Ela foi até o piano, caminhando com os pés descalços pelo tapete. Deslizou os dedos pelas teclas, experimentando o instrumento. Era um piano um pouco mais moderno do que o que estava no castelo, mas de excelente qualidade, apesar de não poder ser comparado àquela maravilha da sala de música.
— Comprei esse para Aurora também. — Explicou Drake. — Pensei em trazer o piano grande do castelo, mas achei que seria um crime colocar em risco um instrumento tão perfeito.
— Seria mesmo! — Concordou Johanne. — Ele é simplesmente perfeito naquela sala cheia de pinturas e artefatos antigos. — Ela sorriu, depois ficou séria. — Drake, posso dizer uma coisa sobre Aurora? Acho que é importante. Ouvi sua filha tocar e realmente acredito que ela tem talento, mas... mas acho que a professora não é adequada. Claro que não sei nada sobre a mesma. Deve ser competente, mas parece não estimular Aurora adequadamente. Ela precisa de alguém que a faça entender que a base que está aprendendo agora não é apenas um estágio cansativo, mas sim os primeiros e mais importantes passos para chegar ao alto...
— E você acha que a professora de minha filha não faz isso?

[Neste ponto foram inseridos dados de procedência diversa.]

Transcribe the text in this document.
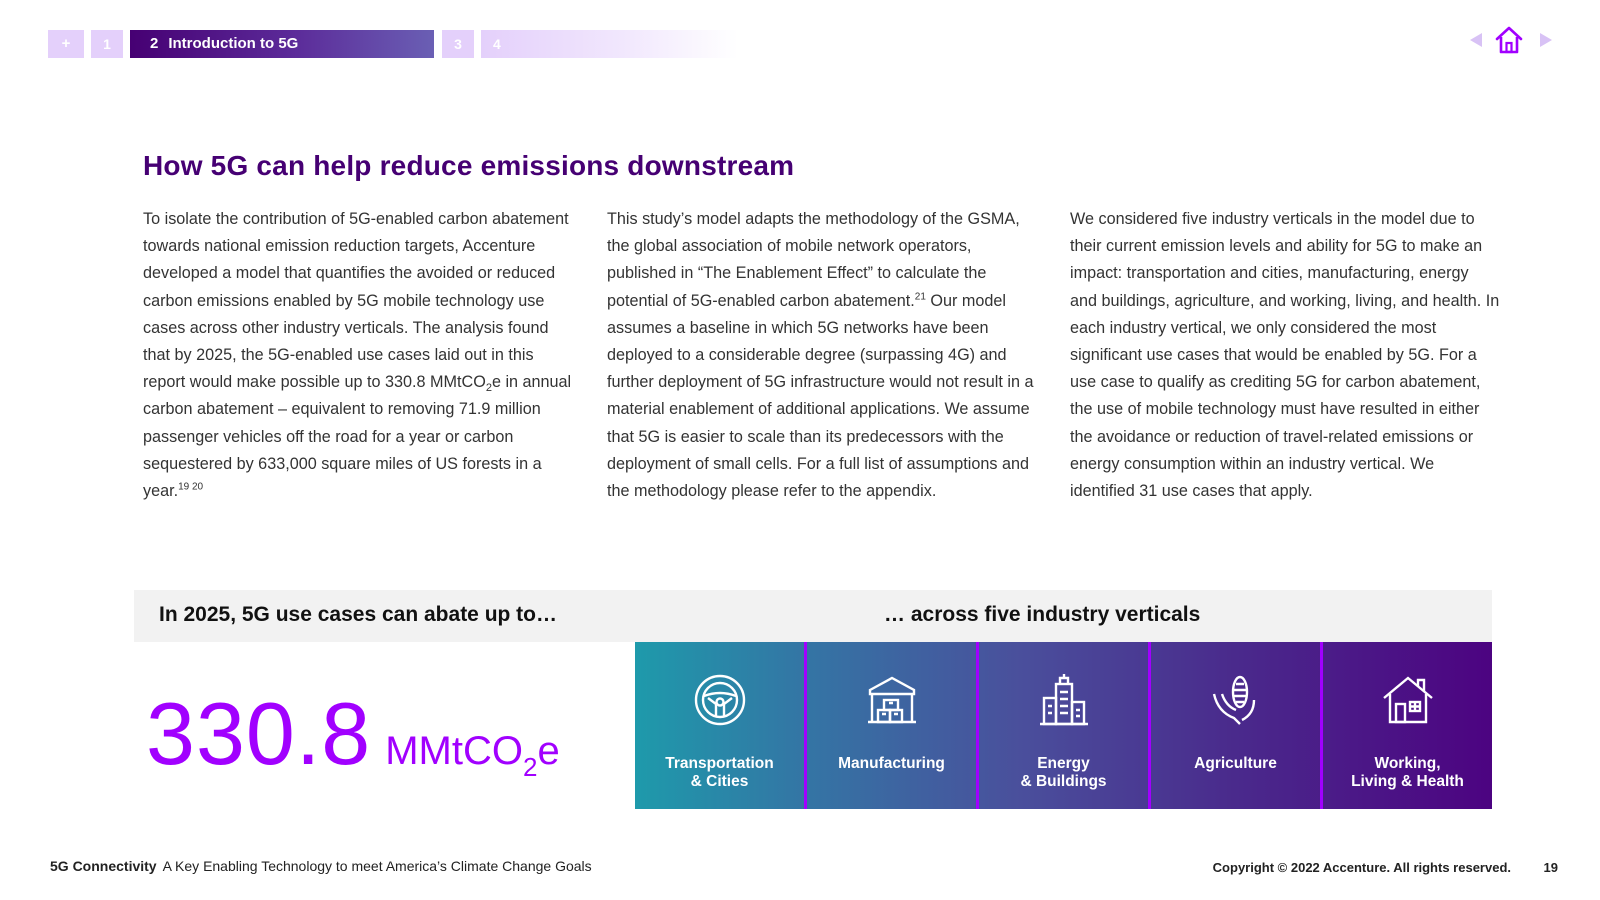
+	1	2 Introduction to 5G	3	4
How 5G can help reduce emissions downstream
To isolate the contribution of 5G-enabled carbon abatement towards national emission reduction targets, Accenture developed a model that quantifies the avoided or reduced carbon emissions enabled by 5G mobile technology use cases across other industry verticals. The analysis found that by 2025, the 5G-enabled use cases laid out in this report would make possible up to 330.8 MMtCO$_2$e in annual carbon abatement – equivalent to removing 71.9 million passenger vehicles off the road for a year or carbon sequestered by 633,000 square miles of US forests in a year.$^{19 20}$
This study’s model adapts the methodology of the GSMA, the global association of mobile network operators, published in “The Enablement Effect” to calculate the potential of 5G-enabled carbon abatement.$^{21}$ Our model assumes a baseline in which 5G networks have been deployed to a considerable degree (surpassing 4G) and further deployment of 5G infrastructure would not result in a material enablement of additional applications. We assume that 5G is easier to scale than its predecessors with the deployment of small cells. For a full list of assumptions and the methodology please refer to the appendix.
We considered five industry verticals in the model due to their current emission levels and ability for 5G to make an impact: transportation and cities, manufacturing, energy and buildings, agriculture, and working, living, and health. In each industry vertical, we only considered the most significant use cases that would be enabled by 5G. For a use case to qualify as crediting 5G for carbon abatement, the use of mobile technology must have resulted in either the avoidance or reduction of travel-related emissions or energy consumption within an industry vertical. We identified 31 use cases that apply.
In 2025, 5G use cases can abate up to…	… across five industry verticals
330.8 MMtCO$_2$e	Transportation
& Cities
Manufacturing	Energy
& Buildings
Agriculture	Working,
Living & Health
5G Connectivity A Key Enabling Technology to meet America’s Climate Change Goals	Copyright © 2022 Accenture. All rights reserved.	19
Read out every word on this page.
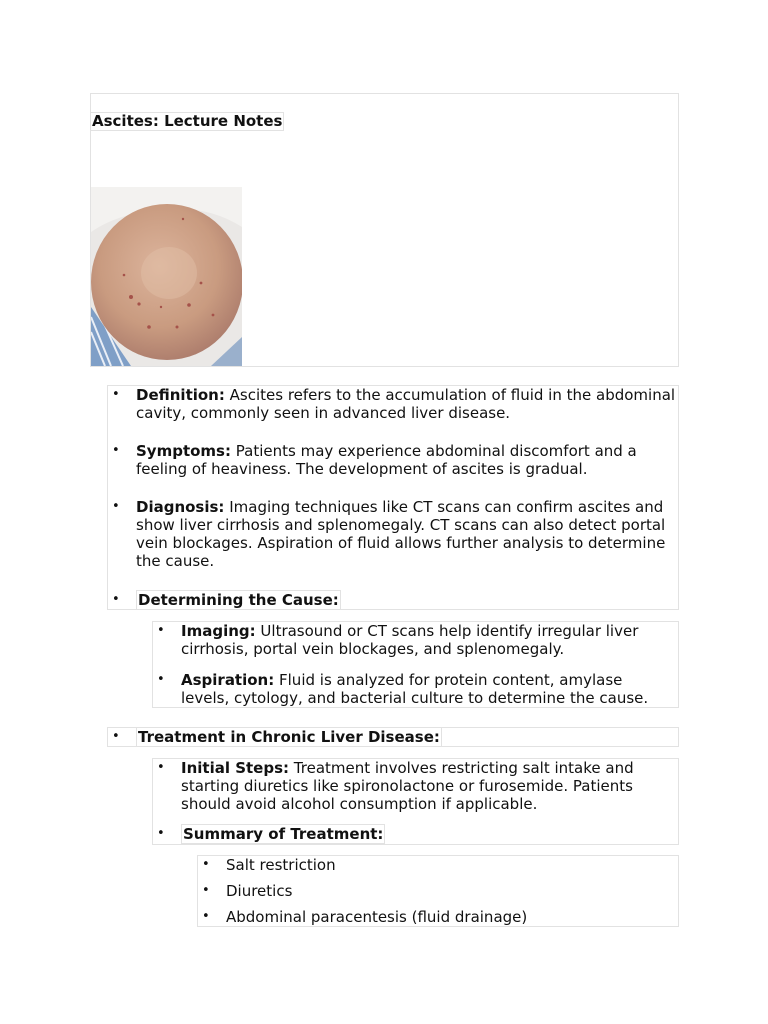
Ascites: Lecture Notes
• Definition: Ascites refers to the accumulation of fluid in the abdominal cavity, commonly seen in advanced liver disease.
• Symptoms: Patients may experience abdominal discomfort and a feeling of heaviness. The development of ascites is gradual.
• Diagnosis: Imaging techniques like CT scans can confirm ascites and show liver cirrhosis and splenomegaly. CT scans can also detect portal vein blockages. Aspiration of fluid allows further analysis to determine the cause.
• Determining the Cause:
• Imaging: Ultrasound or CT scans help identify irregular liver cirrhosis, portal vein blockages, and splenomegaly.
• Aspiration: Fluid is analyzed for protein content, amylase levels, cytology, and bacterial culture to determine the cause.
• Treatment in Chronic Liver Disease:
• Initial Steps: Treatment involves restricting salt intake and starting diuretics like spironolactone or furosemide. Patients should avoid alcohol consumption if applicable.
• Summary of Treatment:
• Salt restriction
• Diuretics
• Abdominal paracentesis (fluid drainage)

— Não sei... — Continuou Johanne com cautela. — Não estou sugerindo que a mande embora, mas talvez, se você falar com ela, ela entenda as necessidades especiais de Aurora. Ou então... — Johanne hesitou um momento.— Ou então, por que não a ensina você mesmo?
Imediatamente Johanne sentiu que tinha corrido o risco de enraivecê-lo. Durante algum tempo ele nada disse, olhando Johanne com olhos profundos. Depois baixou os olhos para a mão ferida, acompanhando a cicatriz branca contra a pele pálida.
— Você seria um ótimo professor, Drake. Sabe disso. A música está em seu sangue. É parte de você mesmo. E sempre será. O fato de não poder mais tocar não muda nada.
Drake prosseguiu em silêncio por um tempo tão longo que Johanne pensou que seus nervos iam estourar.
— Não! — Ele disse de repente, a voz rouca. Caminhou até a grande janela e ficou olhando a bela cidade, de costas para ela. — Sei que tem boa intenção, humana, e aprecio seu interesse. Vou realmente procurar um professor mais adequado para Aura. Mas devo lhe pedir que não se preocupe mais com os sonhos e ambições dos quais eu desisti antes de você nascer.
Johanne fraquejou, tocada pela enorme frieza dele. Tinha estragado tudo! Com algumas poucas palavras, bem-intencionadas, mas absolutamente desastradas, tinha rompido a crescente aproximação entre eles.
Tinha feito um inimigo. Ou, na melhor das hipóteses, não mais um amigo. Devia ter entendido antes que o orgulho de um nobre vampiro nunca admitiria que uma estranha mencionasse algo tão complicado.
Pensou em desculpar-se, mas achou que podia piorar ainda mais as coisas. Era melhor calar-se e esperar que ele voltasse a ser gentil com ela outra vez. Olhou-o, rígido, duro, silhuetado contra a janela ensolarada e, suspirando, tornou a fechar a tampa do piano. Morgana chegou exatamente no momento certo, falando alto, cheia de novidades sobre o encontro com algumas bruxas e sobre o vestido que tinha encontrado numa loja indicada por uma delas.
Durante o longo caminho até a estação de carruagem Drake esteve calado e introvertido, reagindo com pequenos sinais de cabeça ao discurso interminável de Morgana e aparentemente alheio ao silêncio de Johanne.
Mas quando as duas já estavam na fila para embarcar, ele pareceu abrandar.
— Obrigada por um dia inesquecível, lorde Drake. — Disse Johanne, estendendo a mão hesitante para ele.
Para sua surpresa, Drake agarrou-a pelo pulso e puxou-a para si, beijando-a com ardor.
— Desculpe-me por ser tão... irredutível, humana Johanne. — Ele murmurou. — Acho que tantos os vampiros como os homens, como crianças pequenas, ficam sempre emburrados e manhosos quando não conseguem o que querem.
Johanne sentia ainda nos lábios aquele beijo forte quando se sentou em seu lugar na carruagem.
— Você não está se apaixonando pelo lorde Drake, está? — Perguntou Morgana, examinando-a com olhos agudos, sentada a seu lado.
— O quê? — Johanne piscou, surpresa. — Não. Não estou, não.
— Ótimo!... — Falou Morgana, levantando as sobrancelhas como Ella fazia. — Porque não iria dar certo, você sabe disso. Uma humana e um vampiro, jamais conseguiram ficar juntos, a diferença é gritante. Minha irmã me contou que faz mais de três séculos que houve uma transformação perfeita entre a sua raça.